I'm fat and unhappy, but I'd gladly be fat and happy if I had a better mind-set. Maybe later. :)

Just found your blog. Can't wait to read more. :)


Happiness. Wow. Keep it.

You can't buy Happiness, but you can buy Liposuction ~ but I'm not promoting the latter:)

I believe in an eclectic approach to physical and mental health. Keeping a Journal and experimenting, as suggested by The Goldfish, is a good idea.

Regarding low mood, I'm reading:- Dorothy Rowe DEPRESSION The Way Out of Your Prison, it's an amazing book.

Finally, the British NHS is great!


You know, I came into this world weighing 9 pounds 12.5 ounces in 1959 when the average weight of a baby was 5 pounds, and I have been fat since then. Like most people who struggle with their weight, I have been dancing to that old song by the Osmonds, "Yo-Yo," all of my life. I wish that I could say I gain weight because I eat too much of all the wrong things -- that, at least, would make it seem so much more "deserved," but such is not the case. I don't eat until my stomach growls to signal hunger and eat only enough to take the edge off. Unfortunately for me, that means I am in perpetual starvation mode: everything I eat is stored as fat for that rainy day when the food will stop coming altogether.

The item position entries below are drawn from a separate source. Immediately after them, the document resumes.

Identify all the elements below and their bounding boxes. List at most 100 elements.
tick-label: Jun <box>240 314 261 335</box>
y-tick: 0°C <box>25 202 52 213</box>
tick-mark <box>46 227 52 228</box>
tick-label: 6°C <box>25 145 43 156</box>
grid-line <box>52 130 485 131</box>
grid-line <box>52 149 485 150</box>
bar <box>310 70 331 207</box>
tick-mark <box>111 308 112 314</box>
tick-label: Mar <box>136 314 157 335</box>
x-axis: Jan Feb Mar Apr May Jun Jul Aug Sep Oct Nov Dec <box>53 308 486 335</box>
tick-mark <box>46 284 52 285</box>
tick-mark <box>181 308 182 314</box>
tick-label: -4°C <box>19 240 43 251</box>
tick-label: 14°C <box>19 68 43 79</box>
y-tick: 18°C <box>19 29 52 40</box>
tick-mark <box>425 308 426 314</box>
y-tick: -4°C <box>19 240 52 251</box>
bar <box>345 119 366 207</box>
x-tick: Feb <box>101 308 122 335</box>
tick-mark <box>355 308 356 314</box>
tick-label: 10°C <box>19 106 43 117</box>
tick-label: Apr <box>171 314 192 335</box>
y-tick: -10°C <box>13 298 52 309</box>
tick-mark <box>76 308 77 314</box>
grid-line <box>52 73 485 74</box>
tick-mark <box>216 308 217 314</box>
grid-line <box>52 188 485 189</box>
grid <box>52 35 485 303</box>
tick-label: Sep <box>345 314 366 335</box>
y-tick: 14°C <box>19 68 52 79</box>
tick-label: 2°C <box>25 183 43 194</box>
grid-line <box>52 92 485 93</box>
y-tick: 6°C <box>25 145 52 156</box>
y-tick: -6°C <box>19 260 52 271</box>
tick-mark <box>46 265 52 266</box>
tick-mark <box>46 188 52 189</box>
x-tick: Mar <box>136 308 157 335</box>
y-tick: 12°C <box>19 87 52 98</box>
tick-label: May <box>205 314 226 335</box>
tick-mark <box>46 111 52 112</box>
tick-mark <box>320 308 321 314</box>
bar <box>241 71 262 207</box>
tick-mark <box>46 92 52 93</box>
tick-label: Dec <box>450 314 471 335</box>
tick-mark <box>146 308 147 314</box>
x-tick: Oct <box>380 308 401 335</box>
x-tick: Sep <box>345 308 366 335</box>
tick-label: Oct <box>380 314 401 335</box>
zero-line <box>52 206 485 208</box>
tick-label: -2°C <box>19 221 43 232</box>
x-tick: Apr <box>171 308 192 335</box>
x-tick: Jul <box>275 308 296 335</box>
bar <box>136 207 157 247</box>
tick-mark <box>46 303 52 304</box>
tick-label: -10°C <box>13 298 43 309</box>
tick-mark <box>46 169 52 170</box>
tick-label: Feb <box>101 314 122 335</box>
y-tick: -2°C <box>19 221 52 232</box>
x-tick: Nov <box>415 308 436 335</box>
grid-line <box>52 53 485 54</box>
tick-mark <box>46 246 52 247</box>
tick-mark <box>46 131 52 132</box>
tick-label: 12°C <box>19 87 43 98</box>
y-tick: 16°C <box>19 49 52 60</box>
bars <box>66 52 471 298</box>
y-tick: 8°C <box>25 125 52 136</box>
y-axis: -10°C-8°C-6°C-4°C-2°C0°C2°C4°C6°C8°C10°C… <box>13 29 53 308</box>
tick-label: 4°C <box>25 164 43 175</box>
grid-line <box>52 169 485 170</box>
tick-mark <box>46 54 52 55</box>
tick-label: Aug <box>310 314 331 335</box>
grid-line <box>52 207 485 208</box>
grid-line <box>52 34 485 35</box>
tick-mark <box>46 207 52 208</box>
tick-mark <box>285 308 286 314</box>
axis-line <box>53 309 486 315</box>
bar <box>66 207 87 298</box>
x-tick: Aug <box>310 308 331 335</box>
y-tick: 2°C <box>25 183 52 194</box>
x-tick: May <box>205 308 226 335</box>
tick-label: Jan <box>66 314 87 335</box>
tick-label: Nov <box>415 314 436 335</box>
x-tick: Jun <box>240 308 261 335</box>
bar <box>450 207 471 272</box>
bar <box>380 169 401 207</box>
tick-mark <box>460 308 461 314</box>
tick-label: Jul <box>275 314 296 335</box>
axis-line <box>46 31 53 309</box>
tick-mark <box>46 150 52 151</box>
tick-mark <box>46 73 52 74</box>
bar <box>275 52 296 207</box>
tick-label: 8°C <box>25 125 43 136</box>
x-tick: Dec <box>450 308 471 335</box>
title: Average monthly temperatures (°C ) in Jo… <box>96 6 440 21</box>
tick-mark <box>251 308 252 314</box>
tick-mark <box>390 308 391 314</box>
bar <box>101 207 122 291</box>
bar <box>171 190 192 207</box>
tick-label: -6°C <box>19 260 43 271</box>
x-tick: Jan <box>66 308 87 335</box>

I've tried eating more frequently; I've tried grazing throughout the day; I've tried eating 3 squares with the middle meal being the heaviest one. In short, you name it and if it isn't bariatric (sp?) surgery, I've been there multiple times and own more than just the t-shirt.

In the final analysis, I may not be happy about my body image; I can, however, live comfortably with it. Society may want to define me by my weight, but the strength of my personality and character won't let all of society win all of the time. And I can live with that.